Speaking over our mobile phones, which were certainly bugged, we used a code. “I’ve printed out an article for you” meant I need to see you immediately. “I’m not that busy today” meant I’ll be home in the evening, come by. In person, after exchanging a few pleasantries, we both turned off our phones, and removed the batteries—supposedly the phones could be used as listening devices. I thought he was paranoid and treated all his cautionary measures lightly, until his friends—reformist editors and intellectuals—began getting rounded up.
The hard-line judiciary started arresting activists, and intellectuals whose opinions were considered criminal, on a regular basis in early 2000. The process was methodical. Among the first to be arrested were the influential thinkers whose work inspired and propelled the reform movement. Once they were behind bars, the judiciary moved against the prominent editors and journalists in the pro-reform press, who discredited the conservative clergy each day in their newspapers.
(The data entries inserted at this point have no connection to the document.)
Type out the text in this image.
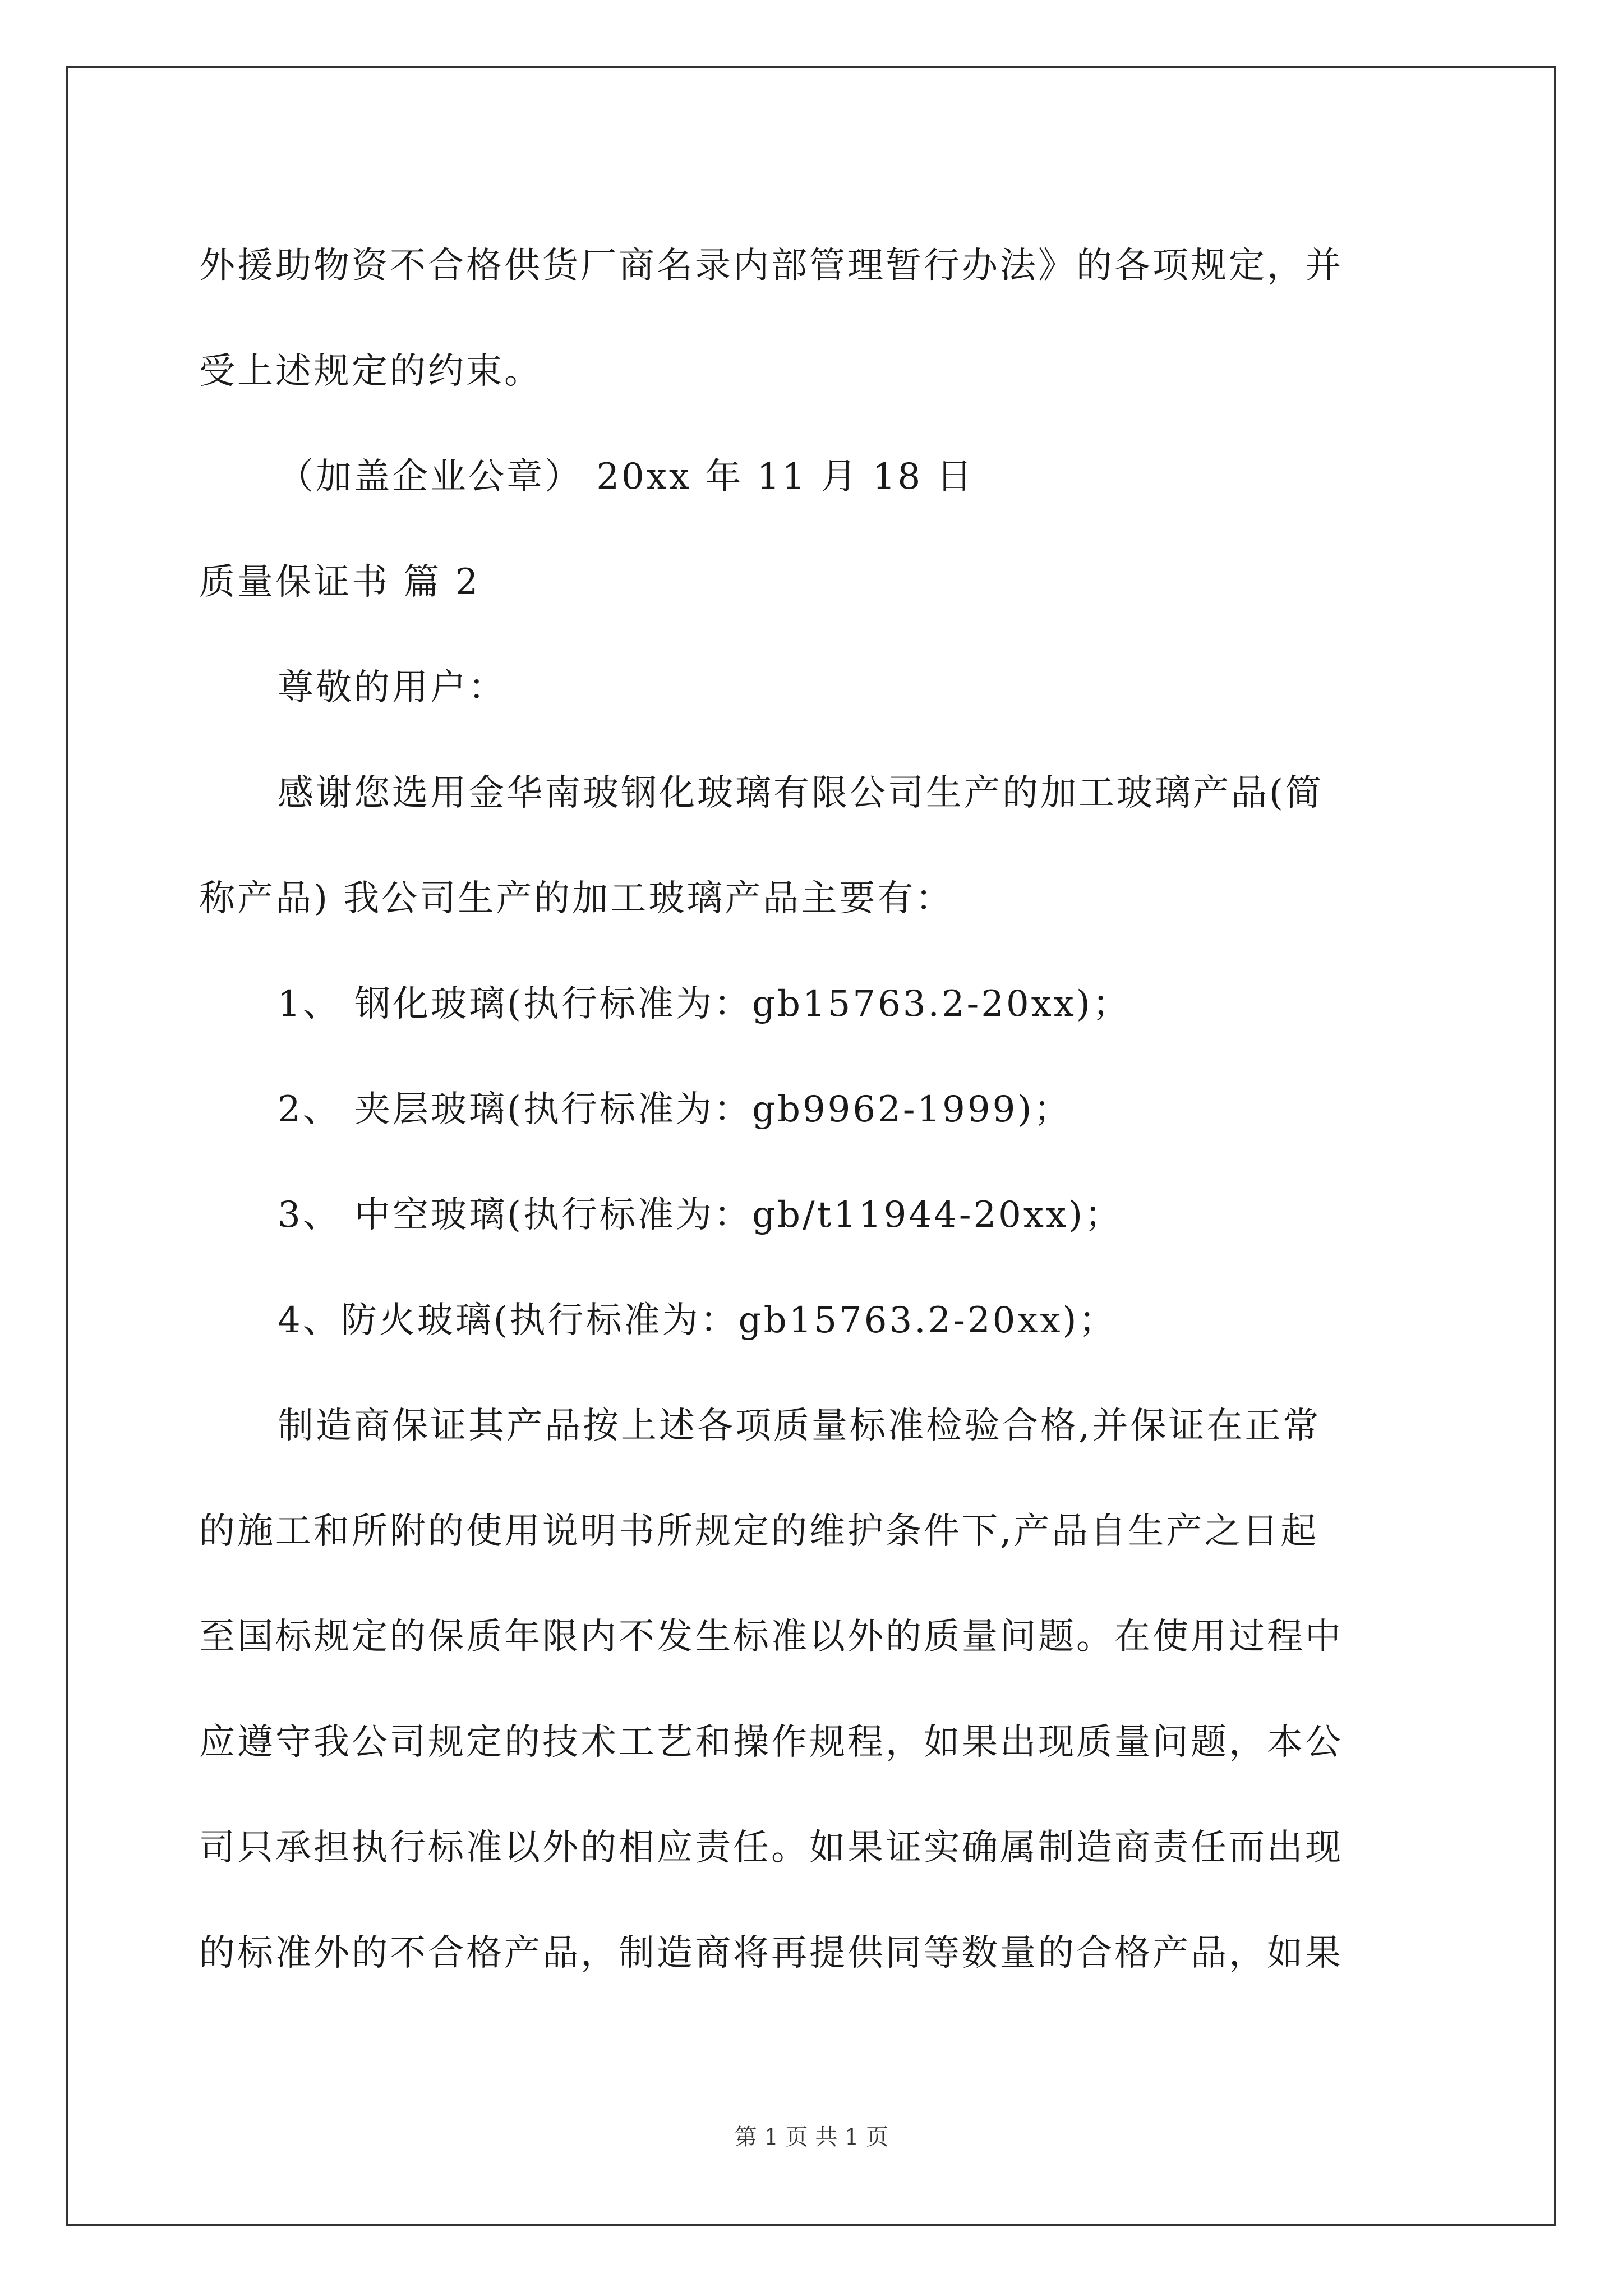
外援助物资不合格供货厂商名录内部管理暂行办法》的各项规定，并
受上述规定的约束。
（加盖企业公章） 20xx 年 11 月 18 日
质量保证书 篇 2
尊敬的用户：
感谢您选用金华南玻钢化玻璃有限公司生产的加工玻璃产品(简
称产品) 我公司生产的加工玻璃产品主要有：
1、 钢化玻璃(执行标准为：gb15763.2-20xx)；
2、 夹层玻璃(执行标准为：gb9962-1999)；
3、 中空玻璃(执行标准为：gb/t11944-20xx)；
4、防火玻璃(执行标准为：gb15763.2-20xx)；
制造商保证其产品按上述各项质量标准检验合格,并保证在正常
的施工和所附的使用说明书所规定的维护条件下,产品自生产之日起
至国标规定的保质年限内不发生标准以外的质量问题。在使用过程中
应遵守我公司规定的技术工艺和操作规程，如果出现质量问题，本公
司只承担执行标准以外的相应责任。如果证实确属制造商责任而出现
的标准外的不合格产品，制造商将再提供同等数量的合格产品，如果
第 1 页 共 1 页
The campaign was designed to make the personal cost of political opposition untenable, and it worked. The prison sentences varied between one year and ten. And then there was the blackmail. The hard-liners collected intelligence about their targets’ private lives—extramarital affairs, old scandals—and threatened public humiliation unless the activists in question agreed to sign documents confessing to and apologizing for their “crimes.” This systematic abuse eventually crushed the reform movement. Many activists simply gave up their political work, in return for promises that they and their families would be left alone. Others went to the West for year-long fellowships that became permanent.